Was du nicht tun solltest: Versuchen, über komplexe Regex-Regeln das „Crawl Budget“ mikrozumanagen, wenn deine Seite kleiner als 10.000 URLs ist. Das Risiko, versehentlich wichtige Inhalte zu blockieren, ist viel größer als der Nutzen. Keep it simple.

Die 5 häufigsten Fehler (WordPress/Release)

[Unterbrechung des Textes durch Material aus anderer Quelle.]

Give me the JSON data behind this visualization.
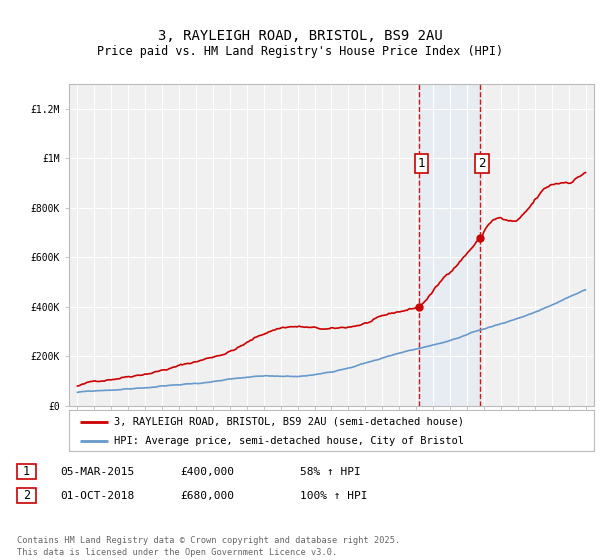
{
  "title": "3, RAYLEIGH ROAD, BRISTOL, BS9 2AU",
  "subtitle": "Price paid vs. HM Land Registry's House Price Index (HPI)",
  "ylim": [
    0,
    1300000
  ],
  "xlim": [
    1994.5,
    2025.5
  ],
  "bg_color": "#ffffff",
  "plot_bg_color": "#f0f0f0",
  "grid_color": "#ffffff",
  "red_color": "#cc0000",
  "blue_color": "#6699cc",
  "sale1_year": 2015.17,
  "sale1_price": 400000,
  "sale2_year": 2018.75,
  "sale2_price": 680000,
  "shade_color": "#dde8f5",
  "legend_label_red": "3, RAYLEIGH ROAD, BRISTOL, BS9 2AU (semi-detached house)",
  "legend_label_blue": "HPI: Average price, semi-detached house, City of Bristol",
  "table_row1": [
    "1",
    "05-MAR-2015",
    "£400,000",
    "58% ↑ HPI"
  ],
  "table_row2": [
    "2",
    "01-OCT-2018",
    "£680,000",
    "100% ↑ HPI"
  ],
  "footer": "Contains HM Land Registry data © Crown copyright and database right 2025.\nThis data is licensed under the Open Government Licence v3.0.",
  "ytick_labels": [
    "£0",
    "£200K",
    "£400K",
    "£600K",
    "£800K",
    "£1M",
    "£1.2M"
  ],
  "ytick_values": [
    0,
    200000,
    400000,
    600000,
    800000,
    1000000,
    1200000
  ],
  "title_fontsize": 10,
  "subtitle_fontsize": 8.5,
  "tick_fontsize": 7,
  "legend_fontsize": 7.5
}
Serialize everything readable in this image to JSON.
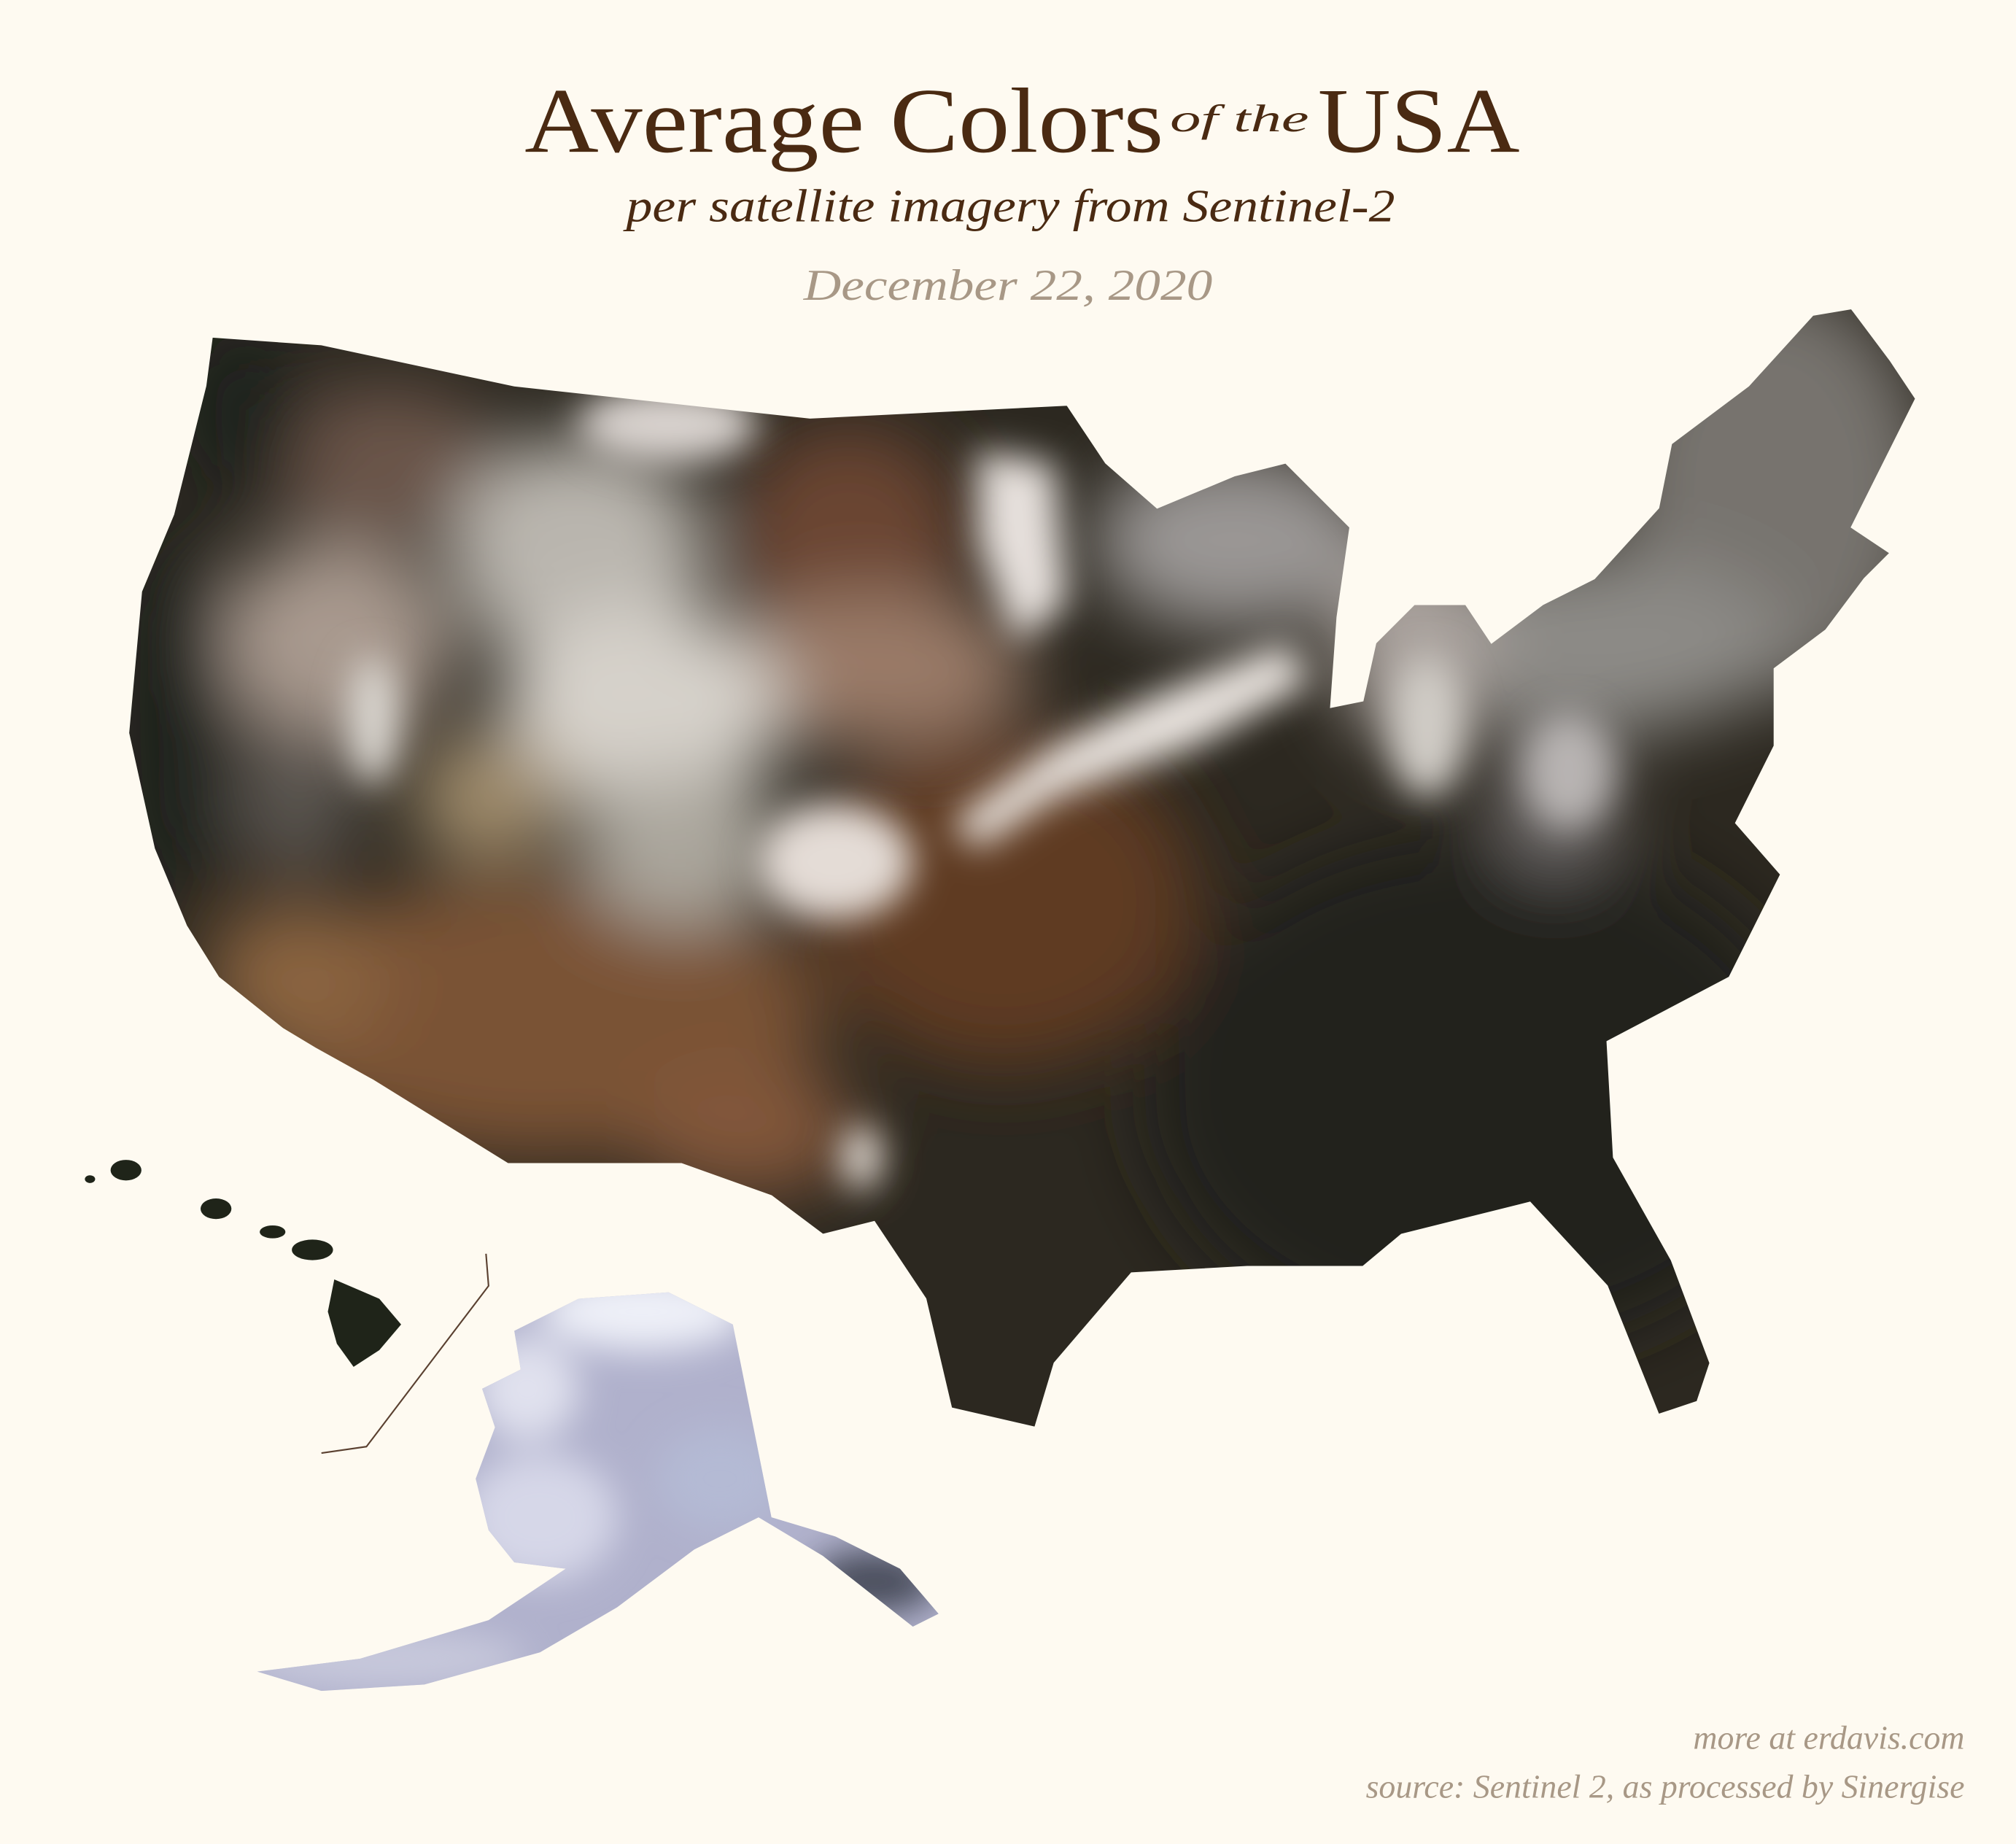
{
  "title": {
    "part1": "Average Colors",
    "connector": "of the",
    "part2": "USA",
    "subtitle": "per satellite imagery from Sentinel-2",
    "date": "December 22, 2020"
  },
  "footer": {
    "more": "more at erdavis.com",
    "source": "source: Sentinel 2, as processed by Sinergise"
  },
  "colors": {
    "background": "#fefaf1",
    "title": "#4a2a12",
    "muted_text": "#a89886",
    "east_dark": "#2c2820",
    "southeast_dark": "#22241c",
    "southwest_brown": "#7a5234",
    "plains_brown": "#5e3a24",
    "snow_band": "#ebe5e0",
    "rockies_gray": "#b9b5ae",
    "west_coast_dark": "#1c201c",
    "northeast_gray": "#77736e",
    "hawaii": "#1f2419",
    "alaska": "#b0b1cc"
  },
  "map": {
    "regions": [
      "Contiguous US",
      "Alaska",
      "Hawaii"
    ]
  }
}
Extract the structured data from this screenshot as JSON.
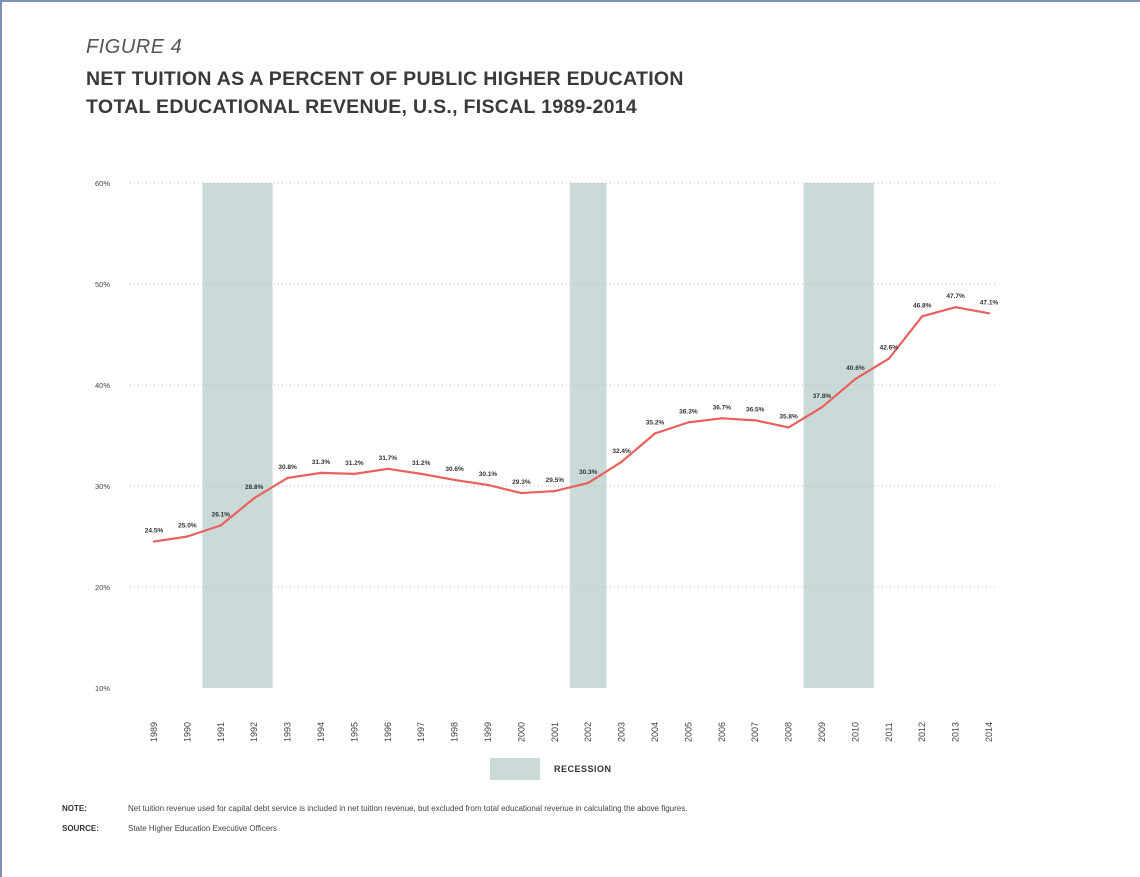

In unserer Arbeit sehen wir immer wieder die gleichen Fehler, die Rankings zerstören oder Relaunches zum Albtraum machen. Es sind oft kleine Unachtsamkeiten mit großer Wirkung. Hier sind die Top 5, die du unbedingt prüfen solltest.

1. Der „Staging“-Unfall

Wenn Entwickler eine neue Website auf einer Testumgebung (Staging) bauen, sperren sie diese oft komplett, damit Google die Baustelle nicht vorzeitig indexiert. Das sieht so aus:

User-agent: *
Disallow: /

Der Slash / bedeutet: Alles ab der Wurzel ist verboten.
Der Fehler: Beim Live-Gang wird oft vergessen, diese Datei zu aktualisieren. Die neue Seite geht live – und sagt Google sofort an der Tür: „Hau ab!“ Das führt zu einem massiven Einbruch der Sichtbarkeit innerhalb weniger Tage. Wir haben schon gesehen, wie Unternehmen dadurch Monate an SEO-Arbeit verloren haben, weil Google die Seiten aus dem Index geworfen hat.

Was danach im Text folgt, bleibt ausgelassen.